Fortune, however, now smiled upon this unhappy family, and in spite of his age, Fadlallah set out for Fars. Heaven made the desert easy, and the road short for him. On a fine calm evening he entered the gardens of the governor, and found his son gayly singing as he trimmed an orange tree. After a vain attempt to preserve an incognito, the good old man lifted up his hands, and shouting, “Halil, my first born!” fell upon the breast of the astonished slave. Sweet was the interview in the orange grove, sweet the murmured conversation between the strong young man and the trembling patriarch, until the perfumed dew of evening fell upon their heads. Halil's liberty was easily obtained, and father and son returned in safety to Beyrout. Then the Weeping Chamber was closed, and the door walled up; and Fadlallah and Selima lived happily until age gently did its work at their appointed times; and Halil and Miriam inherited the house and the wealth that had been gathered for them.
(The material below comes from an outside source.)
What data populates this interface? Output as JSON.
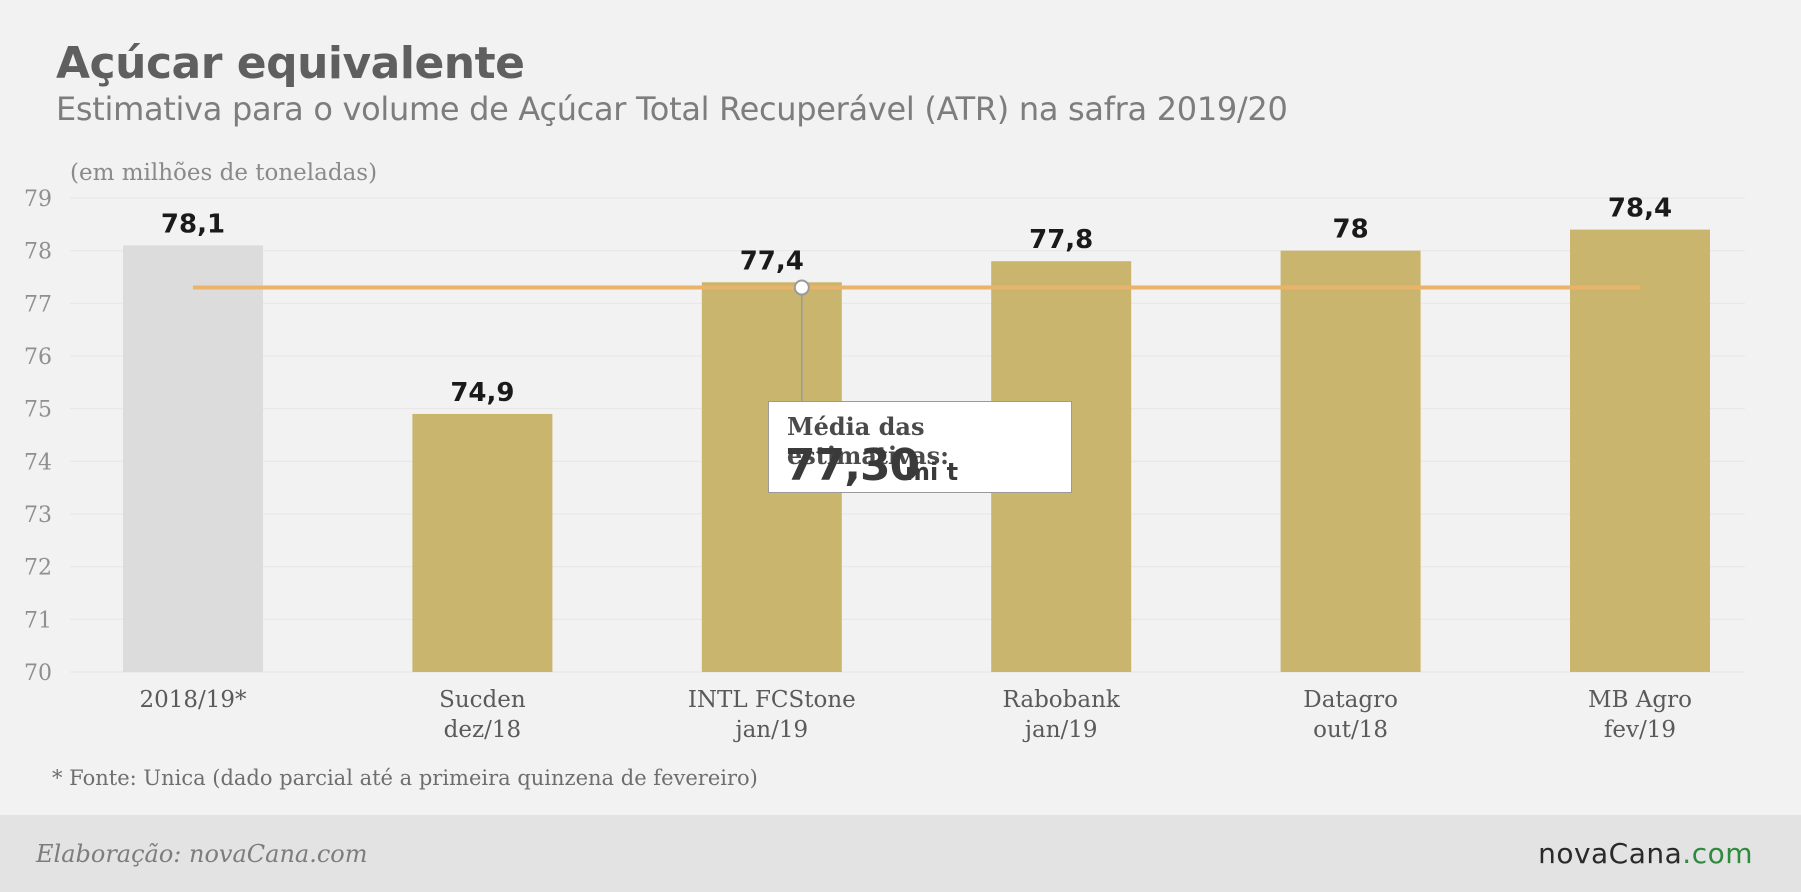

The supernatural part of the story remains to be told. The Weeping Chamber was never again opened; but every time that a death was about to occur in the family, a shower of heavy teardrops was heard to fall upon its marble floor, and low wailings came through the walled doorway. Years, centuries, passed away, and the mystery repeated itself with unvarying uniformity. The family fell into poverty, and only occupied a portion of the house, but invariably before one of its members sickened unto death, a shower of heavy drops, as from a thunder cloud, pattered on the pavement of the Weeping Chamber, and was heard distinctly at night through the whole house. At length the family quitted the country in search of better fortunes elsewhere, and the house remained for a long time uninhabited.